Milton Keynes has a population of around 230,000 so there’s potential to support a dedicated club for the town. Why did non-league football fail to take root? One reason could be that it just wasn’t “sexy” enough for the population, that clubs formed out of sports outfits with ramshackle facilities, providing a stark contrast with the shiny newness and functionality of a new town built on a grid of small communities – with the odd concrete cow in the fields around the new metropolis –  was never going to work. Milton Keynes sold itself on its “newness”, a different kind of place – “you’ve never seen anything like it” was one of the catch phrases used at the time. Until the MK Stadium was built, they didn’t have a football ground to match the project.

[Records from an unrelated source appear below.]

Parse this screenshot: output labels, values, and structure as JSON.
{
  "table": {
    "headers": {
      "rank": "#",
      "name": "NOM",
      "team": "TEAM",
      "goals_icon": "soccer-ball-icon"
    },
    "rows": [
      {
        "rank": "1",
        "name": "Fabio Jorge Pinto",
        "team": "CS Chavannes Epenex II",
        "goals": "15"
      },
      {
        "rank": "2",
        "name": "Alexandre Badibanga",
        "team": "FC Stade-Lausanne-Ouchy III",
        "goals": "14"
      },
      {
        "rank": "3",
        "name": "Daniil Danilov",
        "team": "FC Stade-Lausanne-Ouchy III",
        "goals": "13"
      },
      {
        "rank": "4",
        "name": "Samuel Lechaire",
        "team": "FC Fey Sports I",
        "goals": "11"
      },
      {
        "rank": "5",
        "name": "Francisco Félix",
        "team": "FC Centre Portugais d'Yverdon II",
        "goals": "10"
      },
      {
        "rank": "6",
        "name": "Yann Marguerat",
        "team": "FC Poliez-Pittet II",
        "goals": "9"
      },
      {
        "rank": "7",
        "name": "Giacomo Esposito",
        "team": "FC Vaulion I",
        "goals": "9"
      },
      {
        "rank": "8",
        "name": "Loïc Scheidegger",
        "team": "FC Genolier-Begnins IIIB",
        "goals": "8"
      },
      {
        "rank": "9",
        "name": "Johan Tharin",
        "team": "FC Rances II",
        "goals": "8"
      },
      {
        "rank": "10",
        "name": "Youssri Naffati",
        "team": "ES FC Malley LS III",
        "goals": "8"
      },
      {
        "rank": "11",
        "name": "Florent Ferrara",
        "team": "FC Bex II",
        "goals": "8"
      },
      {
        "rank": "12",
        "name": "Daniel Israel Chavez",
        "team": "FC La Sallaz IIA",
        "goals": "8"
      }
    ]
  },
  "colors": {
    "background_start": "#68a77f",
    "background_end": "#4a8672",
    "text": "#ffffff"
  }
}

You either like Milton Keynes or you hate it, there doesn’t seem to be any half measures, but you cannot deny that the town has a wealth of facilities. Until 2004, it didn’t have a football club of any substance, but it also came with no small degree of controversy. We won’t go into details on the Wimbledon fiasco, but the pain suffered by the London club’s relocation is legitimate and thankfully, Wimbledon’s resurgence has given them back their club. MK Dons are despised not just by old Wimbledon fans, but also by some supporters who find their existence unpalatable. It is possibly time to bury that hatchet, largely because MK Dons undoubtedly have a new audience with no link to the old Wimbledon days. Milton Keynes has its football club, they’ve handed back the history to Wimbledon and to complete the story, MK Dons really needs to send the Dons tag back to South London.

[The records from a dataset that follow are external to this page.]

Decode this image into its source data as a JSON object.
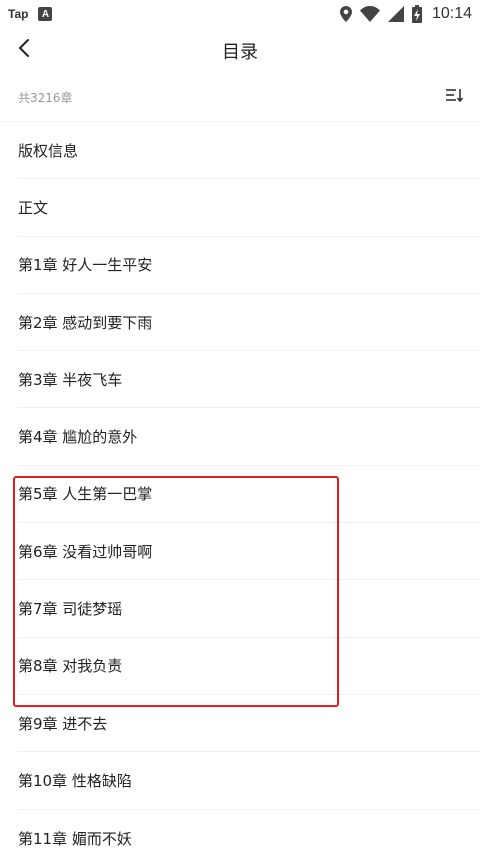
{
  "status_bar": {
    "carrier_label": "Tap",
    "badge_letter": "A",
    "time": "10:14",
    "icons": [
      "location-icon",
      "wifi-icon",
      "signal-icon",
      "battery-charging-icon"
    ]
  },
  "header": {
    "title": "目录",
    "back_icon": "chevron-left-icon"
  },
  "summary": {
    "chapter_count": "共3216章",
    "sort_icon": "sort-order-icon"
  },
  "chapters": [
    {
      "title": "版权信息"
    },
    {
      "title": "正文"
    },
    {
      "title": "第1章 好人一生平安"
    },
    {
      "title": "第2章 感动到要下雨"
    },
    {
      "title": "第3章 半夜飞车"
    },
    {
      "title": "第4章 尴尬的意外"
    },
    {
      "title": "第5章 人生第一巴掌"
    },
    {
      "title": "第6章 没看过帅哥啊"
    },
    {
      "title": "第7章 司徒梦瑶"
    },
    {
      "title": "第8章 对我负责"
    },
    {
      "title": "第9章 进不去"
    },
    {
      "title": "第10章 性格缺陷"
    },
    {
      "title": "第11章 媚而不妖"
    }
  ],
  "colors": {
    "highlight": "#e02020",
    "text": "#222222",
    "muted": "#9a9a9a",
    "divider": "#f0f0f0"
  }
}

Was it all a mistake? It was certainly an insensitive decision. From a commercial viewpoint, Wimbledon’s owners possibly felt that the customer (rather than fan) base wasn’t big enough to worry about in terms of flack. But where football is different is that the rest of the constituency, i.e. the great British public, were also upset about the franchisement of English football. If you look back in history, Arsenal were the first club to do that, but the distances involved meant it was achievable. There were few, if any, Woolwich-based fans roaming around the south bank of the Thames complaining about the loss of their club.

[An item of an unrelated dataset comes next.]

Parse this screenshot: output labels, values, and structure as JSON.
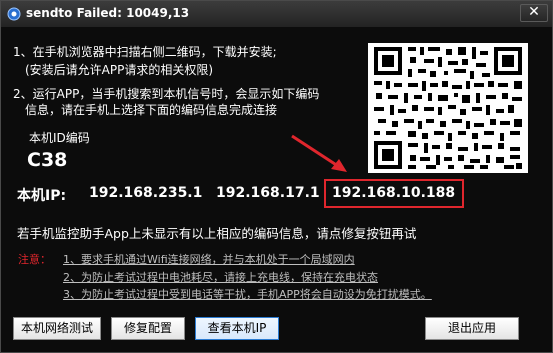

Wimbledon fans will always look upon MK Dons as the enemy and now they’re in the same division, it’s that much easier to express their hatred. English football has a new “derby”, even if one team is in London and the other in the Midlands.

For now, Wimbledon are above MK Dons in League One. Game of the People visited the MK Stadium for the Dons game with Southend United. Both teams were languishing in the foothills of the division – MK Dons in 16th and Southend United in 19th. Both had won four, drawn four and lost six of their 14 league games.

It was family day at the stadium, so there seemed to be a lot of youngsters sitting around blowing bubbles from those little devices that seem to have been around for decades. There was hardly any noise coming from the crowd, apart from the Southend fans perched in the top tier.

The announcer tried to introduce a gladiatorial edge to proceedings, but he wasn’t getting any buy-in from the punters, despite the loud music and warnings that, “the players are in the tunnel”. Still fairly quiet, although there was a crowd of 11,039 in the stadium.

Southend silenced the home fans ever further when they scored after one minute and 21 seconds, a corner flying to the far post and Simon Cox turning and shooting home from very close range.

MK Dons almost levelled but Southend keeper Mark Oxley pulled off a spectacular double save from first a header then a follow-up shot. In the 24th minute, though, the visitors netted again, Anthony Wordsworth, on the blind side, turning and scoring with a low shot into the bottom right-hand corner. MK Dons’ misery was completed in added time when Wordsworth curled a free kick past David Martin to make the final score MK Dons 0 Southend United 3.

You can’t help but be impressed by the facilities, but on the evidence of this 90 minute run-out, MK Dons may have a hard time this season. Manager Karl Robinson has his work cut out to keep his job. His opposite number, Phil Brown, who has tasted life at the very highest level, had a much better afternoon.

Within minutes of posting this, it was announced that Karl Robinson had left MK Dons.